Find the number of $3 \times 3$ non-singular matrices with four entries as $1$ and all others as $0$.
Hello,
I have some trouble solving the above problem.
(A similar question has been asked before, it has zero answers and also requires symmetric matrices.)
We want to ensure that no column and no row are entirely $0$.
Now, since there are $4$ ones, we can iterate on the row that has $2$ ones.
Suppose row $1$ has $2$ ones. There are $3$ ways to place them. The rest of the ones can be placed in the other two rows in $3 \cdot 3$ ways but, we wish to subtract case where one column is unattended. These are $4$ ways. So $5$ ways net.
Thus, add $3 \cdot 5 = 15$.
One for each row (where $2$ ones are there), so total = $15 \cdot 3 = \boxed{45}$
Is this correct?
One possible flaw I can see in my solution is that it assumes that $\det = 0$ only if at least one row or column is entirely $0$. Is this statement true for this problem?

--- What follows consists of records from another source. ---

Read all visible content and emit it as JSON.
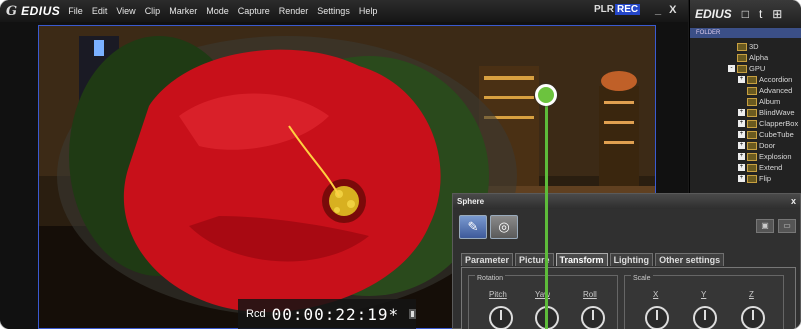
{
  "app": {
    "logo_mark": "G",
    "name": "EDIUS"
  },
  "menu": [
    "File",
    "Edit",
    "View",
    "Clip",
    "Marker",
    "Mode",
    "Capture",
    "Render",
    "Settings",
    "Help"
  ],
  "mode": {
    "plr": "PLR",
    "rec": "REC"
  },
  "window_controls": {
    "minimize": "_",
    "close": "X"
  },
  "timecode": {
    "label": "Rcd",
    "value": "00:00:22:19*"
  },
  "bin": {
    "title": "EDIUS",
    "folder_header": "FOLDER",
    "items": [
      {
        "label": "3D",
        "expander": ""
      },
      {
        "label": "Alpha",
        "expander": ""
      },
      {
        "label": "GPU",
        "expander": "-"
      },
      {
        "label": "Accordion",
        "expander": "+"
      },
      {
        "label": "Advanced",
        "expander": ""
      },
      {
        "label": "Album",
        "expander": ""
      },
      {
        "label": "BlindWave",
        "expander": "+"
      },
      {
        "label": "ClapperBox",
        "expander": "+"
      },
      {
        "label": "CubeTube",
        "expander": "+"
      },
      {
        "label": "Door",
        "expander": "+"
      },
      {
        "label": "Explosion",
        "expander": "+"
      },
      {
        "label": "Extend",
        "expander": "+"
      },
      {
        "label": "Flip",
        "expander": "+"
      }
    ]
  },
  "sphere_dialog": {
    "title": "Sphere",
    "close": "x",
    "tabs": [
      "Parameter",
      "Picture",
      "Transform",
      "Lighting",
      "Other settings"
    ],
    "active_tab": "Transform",
    "rotation": {
      "title": "Rotation",
      "knobs": [
        "Pitch",
        "Yaw",
        "Roll"
      ]
    },
    "scale": {
      "title": "Scale",
      "knobs": [
        "X",
        "Y",
        "Z"
      ]
    }
  },
  "colors": {
    "callout": "#6cc33e",
    "rec_highlight": "#2446c8",
    "flower": "#c8101a"
  }
}
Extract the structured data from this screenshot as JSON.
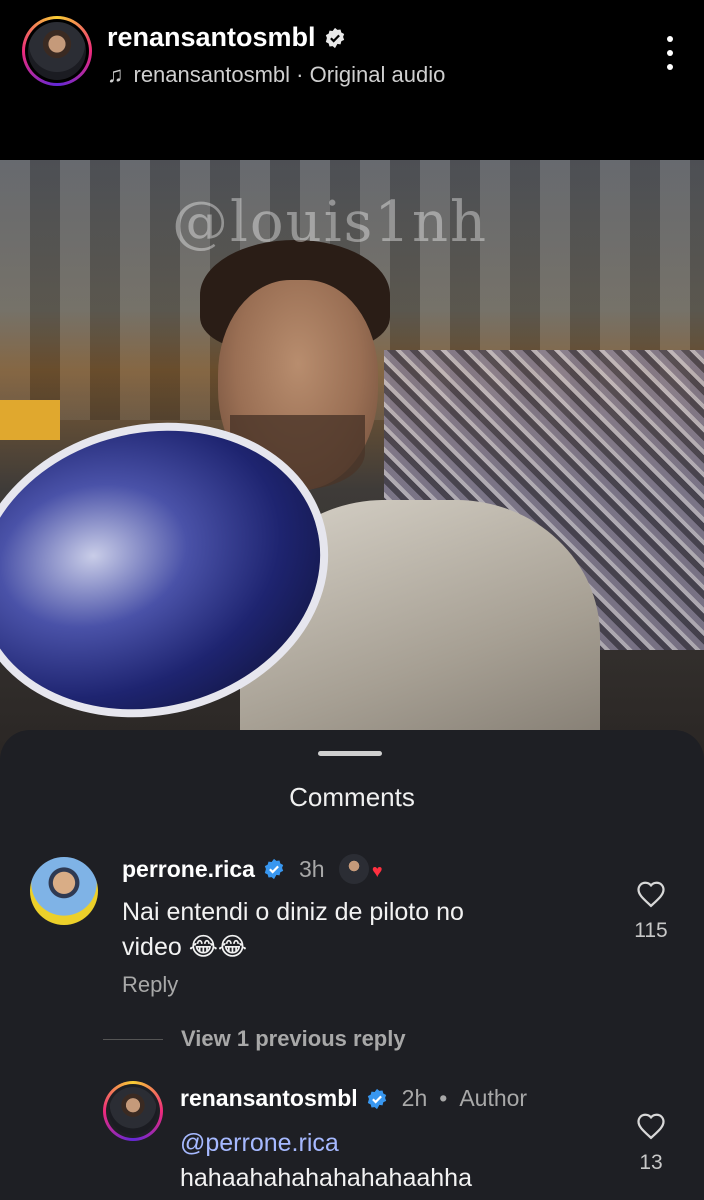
{
  "header": {
    "username": "renansantosmbl",
    "audio_label": "renansantosmbl · Original audio"
  },
  "video": {
    "watermark": "@louis1nh"
  },
  "comments_sheet": {
    "title": "Comments",
    "comments": [
      {
        "username": "perrone.rica",
        "time": "3h",
        "text_line1": "Nai entendi o diniz de piloto no",
        "text_line2": "video 😂😂",
        "reply_label": "Reply",
        "likes": "115"
      }
    ],
    "view_replies_label": "View 1 previous reply",
    "reply": {
      "username": "renansantosmbl",
      "time": "2h",
      "author_label": "Author",
      "mention": "@perrone.rica",
      "text": "hahaahahahahahahaahha",
      "likes": "13"
    }
  },
  "colors": {
    "accent_verified": "#3897f0",
    "like_heart": "#ff3040",
    "mention": "#a6b9ff"
  }
}
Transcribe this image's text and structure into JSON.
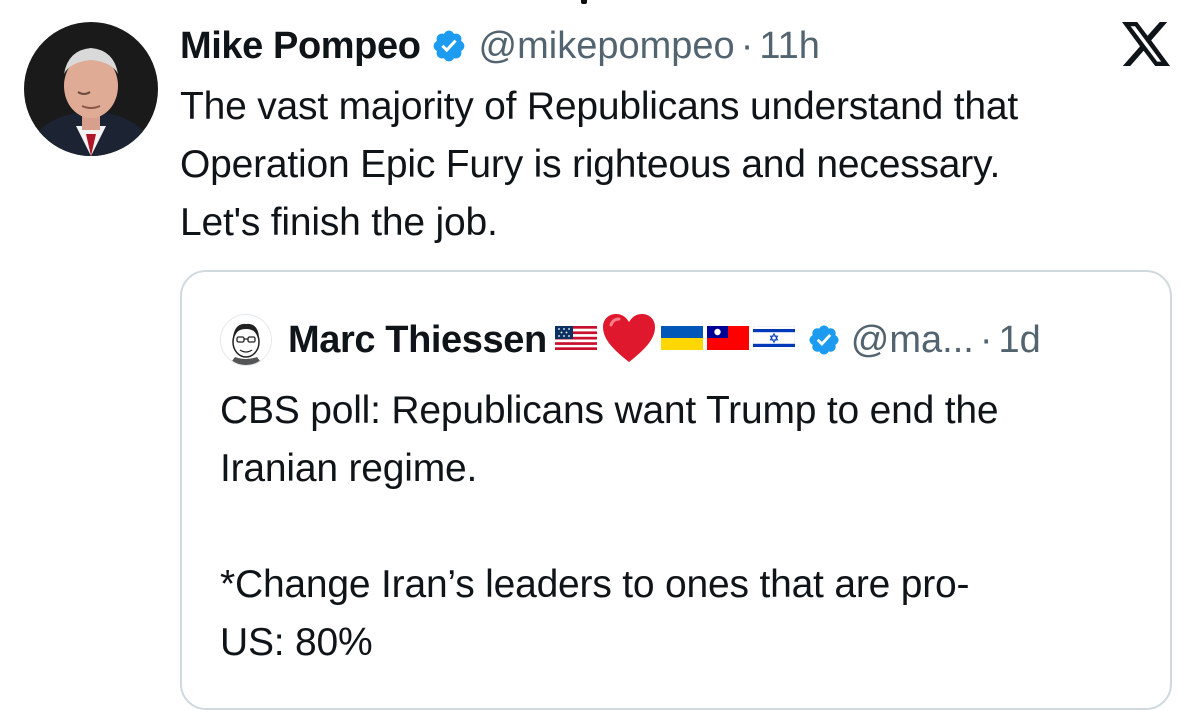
{
  "tweet": {
    "author_name": "Mike Pompeo",
    "handle": "@mikepompeo",
    "separator": "·",
    "time": "11h",
    "text_lines": [
      "The vast majority of Republicans understand that",
      "Operation Epic Fury is righteous and necessary.",
      "Let's finish the job."
    ]
  },
  "quote": {
    "author_name": "Marc Thiessen",
    "handle": "@ma...",
    "separator": "·",
    "time": "1d",
    "flag_icons": [
      "us-flag-icon",
      "red-heart-icon",
      "ukraine-flag-icon",
      "taiwan-flag-icon",
      "israel-flag-icon"
    ],
    "text_lines": [
      "CBS poll: Republicans want Trump to end the",
      "Iranian regime.",
      "",
      "*Change Iran’s leaders to ones that are pro-",
      "US: 80%"
    ]
  },
  "colors": {
    "verified_blue": "#1d9bf0",
    "secondary_text": "#536471",
    "primary_text": "#0f1419",
    "border": "#cfd9de"
  }
}
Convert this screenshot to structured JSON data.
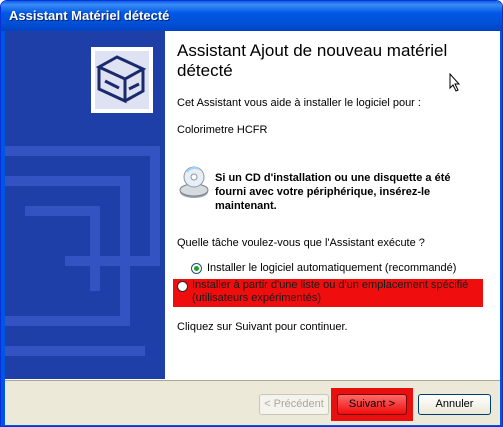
{
  "window": {
    "title": "Assistant Matériel détecté"
  },
  "wizard": {
    "heading": "Assistant Ajout de nouveau matériel détecté",
    "intro": "Cet Assistant vous aide à installer le logiciel pour :",
    "device_name": "Colorimetre HCFR",
    "cd_notice": "Si un CD d'installation ou une disquette a été fourni avec votre périphérique, insérez-le maintenant.",
    "question": "Quelle tâche voulez-vous que l'Assistant exécute ?",
    "options": [
      {
        "label": "Installer le logiciel automatiquement (recommandé)",
        "selected": true
      },
      {
        "label": "Installer à partir d'une liste ou d'un emplacement spécifié (utilisateurs expérimentés)",
        "selected": false
      }
    ],
    "continue_text": "Cliquez sur Suivant pour continuer."
  },
  "buttons": {
    "back": "< Précédent",
    "next": "Suivant >",
    "cancel": "Annuler"
  },
  "icons": [
    "hardware-install-icon",
    "cd-icon",
    "mouse-cursor-icon"
  ],
  "colors": {
    "titlebar": "#0055e5",
    "sidepanel": "#1f3fa8",
    "highlight": "#f00d0d",
    "radio_dot": "#21a121"
  }
}
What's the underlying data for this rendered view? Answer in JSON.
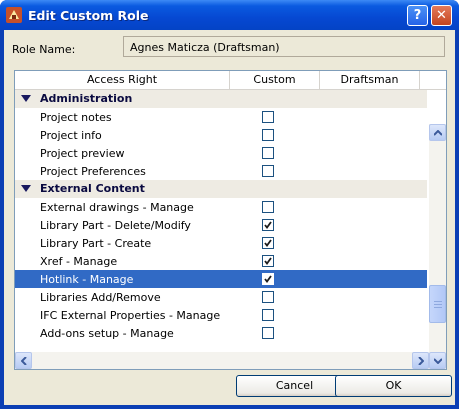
{
  "window": {
    "title": "Edit Custom Role",
    "help_glyph": "?",
    "close_glyph": "✕"
  },
  "role": {
    "label": "Role Name:",
    "value": "Agnes Maticza (Draftsman)"
  },
  "table": {
    "headers": [
      "Access Right",
      "Custom",
      "Draftsman"
    ],
    "rows": [
      {
        "type": "group",
        "label": "Administration"
      },
      {
        "type": "item",
        "label": "Project notes",
        "checked": false
      },
      {
        "type": "item",
        "label": "Project info",
        "checked": false
      },
      {
        "type": "item",
        "label": "Project preview",
        "checked": false
      },
      {
        "type": "item",
        "label": "Project Preferences",
        "checked": false
      },
      {
        "type": "group",
        "label": "External Content"
      },
      {
        "type": "item",
        "label": "External drawings - Manage",
        "checked": false
      },
      {
        "type": "item",
        "label": "Library Part - Delete/Modify",
        "checked": true
      },
      {
        "type": "item",
        "label": "Library Part - Create",
        "checked": true
      },
      {
        "type": "item",
        "label": "Xref - Manage",
        "checked": true
      },
      {
        "type": "item",
        "label": "Hotlink - Manage",
        "checked": true,
        "selected": true
      },
      {
        "type": "item",
        "label": "Libraries Add/Remove",
        "checked": false
      },
      {
        "type": "item",
        "label": "IFC External Properties - Manage",
        "checked": false
      },
      {
        "type": "item",
        "label": "Add-ons setup - Manage",
        "checked": false
      }
    ]
  },
  "scroll": {
    "position_fraction": 0.83
  },
  "buttons": {
    "cancel": "Cancel",
    "ok": "OK"
  },
  "colors": {
    "selection": "#316ac5",
    "titlebar": "#0a5ae0",
    "dialog_bg": "#ece9d8"
  }
}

EDIT: Thank you to @DatBoi for mentioning flaw in my solution. I forgot the case where any two row / column are equal. Does anybody know correct solution?
Thanks
Best Answer
Here is one way to count. Since no column can be entirely zero, the entries $1$ must be distributed with two columns containing a single such entry, and the remaining column two of them. Moreover the first two columns mentioned must have their entries $1$ in distinct rows to avoid linear dependency; given this, the only restriction on the final column is that it should not have both its entries $1$ in a same row as one of the first two columns (that would create a zero row and also make the final column the sum of the first two).
Let us count first the possibilities with the three mentioned columns in that order, and then account for possible permutations. For the first part we have $3$ possibilities for the first column, $2$ for the second, and $2$ for the third, for $3\times2\times2=12$ possibilities in all. Then we permute the final column to the first, second and third place while keeping the relative order of the first two columns, which multiplies the number of solutions by $3$. With some reflection one sees that every valid solution is accounted for in exactly one way, so the number is $12\times3=36$.